(463c) Fibrin-Infiltrated Small Intestine Submucosa as a Scaffold for Tissue Engineered Vessels Using Hair-Follicle Derived Smooth Muscle Progenitor Cells | AIChE

(463c) Fibrin-Infiltrated Small Intestine Submucosa as a Scaffold for Tissue Engineered Vessels Using Hair-Follicle Derived Smooth Muscle Progenitor Cells

Authors 

Liu, J. Y. - Presenter, SUNY at Buffalo, 916 Furnas Hall, buffalo, NY 14260
Han, J. - Presenter, University at Buffalo, the State University of New York
Swartz, D. D. - Presenter, SUNY at Buffalo, 916 Furnas Hall, buffalo, NY 14260
Andreadis, S. T. - Presenter, State University of New York -SUNY at Buffalo
Peng, H. - Presenter, SUNY at Buffalo


Our laboratory recently demonstrated that fibrin-based tissue engineered vessels (TEVs) can be prepared from bone marrow derived smooth muscle and endothelial cells. These cells demonstrated high proliferation potential and contractile function as well as great ability for matrix remodeling after implantation as interpositional grafts into the jugular veins of an ovine animal model. More recently we obtained contractile smooth muscle progenitor cells from ovine hair follicles (HF-SMPC), thereby identifying another source of stem cells for vascular tissue engineering. In this paper we aimed at improving the strength of TEVs while retaining some of the functional advantages of fibrin. To this end, we constructed a vascular matrix composite comprised of small intestinal submucosa (SIS) infiltrated with fibrin.
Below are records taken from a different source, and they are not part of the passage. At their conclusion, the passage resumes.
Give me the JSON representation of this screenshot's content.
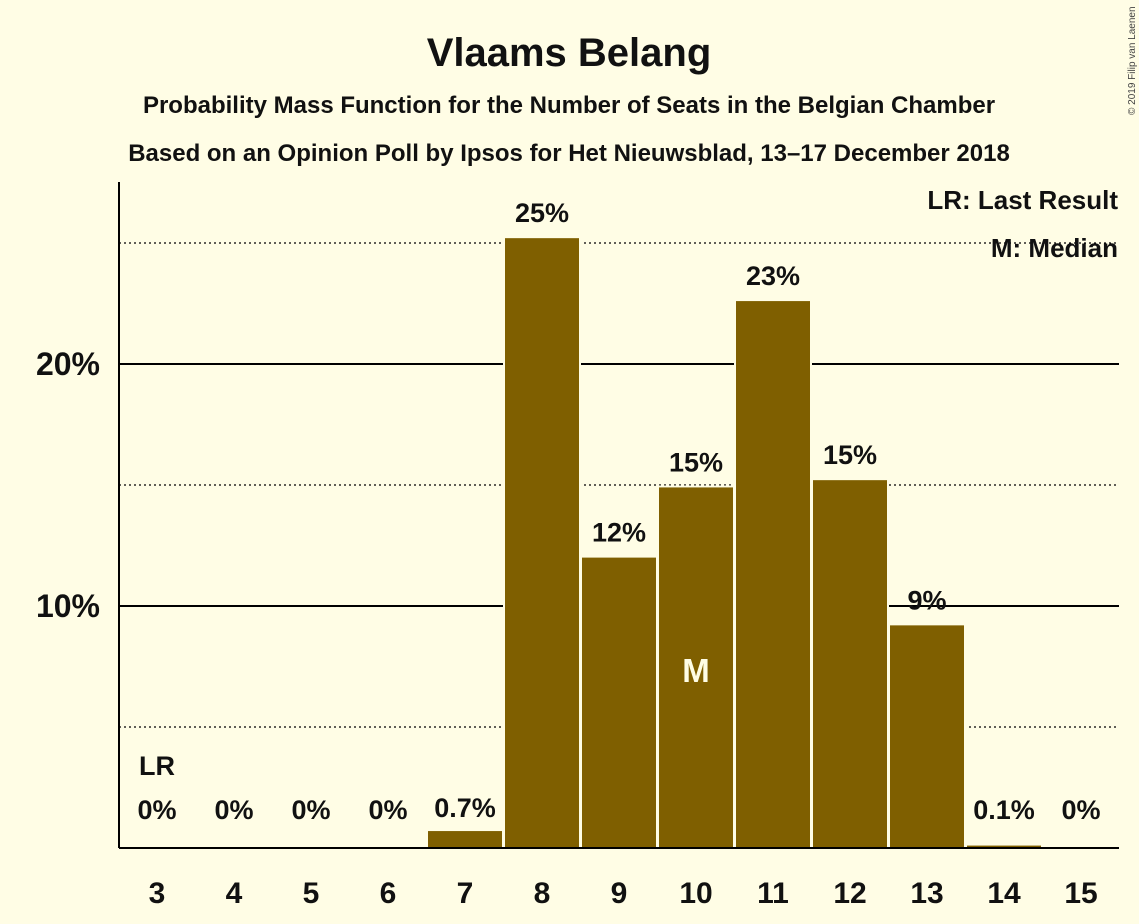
{
  "chart_data": {
    "type": "bar",
    "title": "Vlaams Belang",
    "subtitle": [
      "Probability Mass Function for the Number of Seats in the Belgian Chamber",
      "Based on an Opinion Poll by Ipsos for Het Nieuwsblad, 13–17 December 2018"
    ],
    "categories": [
      "3",
      "4",
      "5",
      "6",
      "7",
      "8",
      "9",
      "10",
      "11",
      "12",
      "13",
      "14",
      "15"
    ],
    "values": [
      0,
      0,
      0,
      0,
      0.7,
      25.2,
      12.0,
      14.9,
      22.6,
      15.2,
      9.2,
      0.1,
      0
    ],
    "data_labels": [
      "0%",
      "0%",
      "0%",
      "0%",
      "0.7%",
      "25%",
      "12%",
      "15%",
      "23%",
      "15%",
      "9%",
      "0.1%",
      "0%"
    ],
    "y_ticks": [
      {
        "value": 10,
        "label": "10%"
      },
      {
        "value": 20,
        "label": "20%"
      }
    ],
    "y_dotted_lines": [
      5,
      15,
      25
    ],
    "ylim": [
      0,
      27.5
    ],
    "bar_color": "#7F5F00",
    "last_result": {
      "category": "3",
      "label": "LR"
    },
    "median": {
      "category": "10",
      "label": "M"
    },
    "legend": [
      "LR: Last Result",
      "M: Median"
    ],
    "legend_position": "top-right",
    "copyright": "© 2019 Filip van Laenen"
  }
}
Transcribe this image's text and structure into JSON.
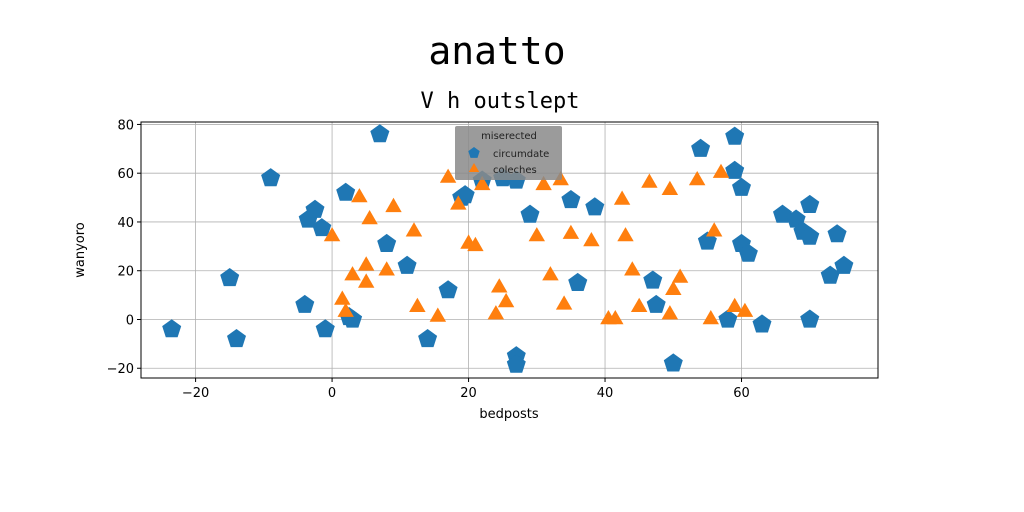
{
  "chart_data": {
    "type": "scatter",
    "title": "anatto",
    "subtitle": "V h outslept",
    "xlabel": "bedposts",
    "ylabel": "wanyoro",
    "xlim": [
      -28,
      80
    ],
    "ylim": [
      -24,
      81
    ],
    "xticks": [
      -20,
      0,
      20,
      40,
      60
    ],
    "yticks": [
      -20,
      0,
      20,
      40,
      60,
      80
    ],
    "grid": true,
    "legend": {
      "title": "miserected",
      "placement": "top-center"
    },
    "series": [
      {
        "name": "circumdate",
        "color": "#1f77b4",
        "marker": "pentagon",
        "points": [
          [
            -23.5,
            -4
          ],
          [
            -14,
            -8
          ],
          [
            -15,
            17
          ],
          [
            -9,
            58
          ],
          [
            -4,
            6
          ],
          [
            -3.5,
            41
          ],
          [
            -2.5,
            45
          ],
          [
            -1.5,
            37.5
          ],
          [
            -1,
            -4
          ],
          [
            2,
            52
          ],
          [
            2.5,
            1
          ],
          [
            3,
            0
          ],
          [
            7,
            76
          ],
          [
            8,
            31
          ],
          [
            11,
            22
          ],
          [
            14,
            -8
          ],
          [
            17,
            12
          ],
          [
            19,
            50
          ],
          [
            19.5,
            51
          ],
          [
            22,
            57
          ],
          [
            25,
            58
          ],
          [
            27,
            57
          ],
          [
            27,
            -15
          ],
          [
            27,
            -18.5
          ],
          [
            29,
            43
          ],
          [
            35,
            49
          ],
          [
            36,
            15
          ],
          [
            38.5,
            46
          ],
          [
            47,
            16
          ],
          [
            47.5,
            6
          ],
          [
            50,
            -18
          ],
          [
            54,
            70
          ],
          [
            55,
            32
          ],
          [
            58,
            0
          ],
          [
            59,
            61
          ],
          [
            59,
            75
          ],
          [
            60,
            31
          ],
          [
            60,
            54
          ],
          [
            61,
            27
          ],
          [
            63,
            -2
          ],
          [
            66,
            43
          ],
          [
            68,
            41
          ],
          [
            69,
            36
          ],
          [
            70,
            34
          ],
          [
            70,
            47
          ],
          [
            70,
            0
          ],
          [
            73,
            18
          ],
          [
            74,
            35
          ],
          [
            75,
            22
          ]
        ]
      },
      {
        "name": "coleches",
        "color": "#ff7f0e",
        "marker": "triangle",
        "points": [
          [
            0,
            34
          ],
          [
            1.5,
            8
          ],
          [
            2,
            3
          ],
          [
            3,
            18
          ],
          [
            4,
            50
          ],
          [
            5,
            22
          ],
          [
            5,
            15
          ],
          [
            5.5,
            41
          ],
          [
            8,
            20
          ],
          [
            9,
            46
          ],
          [
            12,
            36
          ],
          [
            12.5,
            5
          ],
          [
            15.5,
            1
          ],
          [
            17,
            58
          ],
          [
            18.5,
            47
          ],
          [
            20,
            31
          ],
          [
            21,
            30
          ],
          [
            22,
            55
          ],
          [
            24,
            2
          ],
          [
            24.5,
            13
          ],
          [
            25.5,
            7
          ],
          [
            30,
            34
          ],
          [
            31,
            55
          ],
          [
            32,
            18
          ],
          [
            33.5,
            57
          ],
          [
            34,
            6
          ],
          [
            35,
            35
          ],
          [
            38,
            32
          ],
          [
            40.5,
            0
          ],
          [
            41.5,
            0
          ],
          [
            42.5,
            49
          ],
          [
            43,
            34
          ],
          [
            44,
            20
          ],
          [
            45,
            5
          ],
          [
            46.5,
            56
          ],
          [
            49.5,
            53
          ],
          [
            49.5,
            2
          ],
          [
            50,
            12
          ],
          [
            51,
            17
          ],
          [
            53.5,
            57
          ],
          [
            55.5,
            0
          ],
          [
            56,
            36
          ],
          [
            57,
            60
          ],
          [
            59,
            5
          ],
          [
            60.5,
            3
          ]
        ]
      }
    ]
  }
}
Scanning electron microscopy showed that adhesion and spreading of HF-SMPCs were enhanced on the surface of fibrin-infiltrated compared to control SIS. In addition, fibrin promoted migration of cells into the matrix and increased proliferation significantly after 2 weeks in culture. At that time, fibrin-SIS was significantly compacted and cells expressed and secreted collagen and elastin. Notably, despite the increased strength of SIS, HF-SMPC were able constrict the matrix in response to vasoactive agonists. Taken together our data showed that fibrin-SIS composite enhanced cellular function and improved the mechanical properties of TEVs, suggesting that this composite of natural biomaterials may be used for arterial implantation of HF-SMPC based TEVs.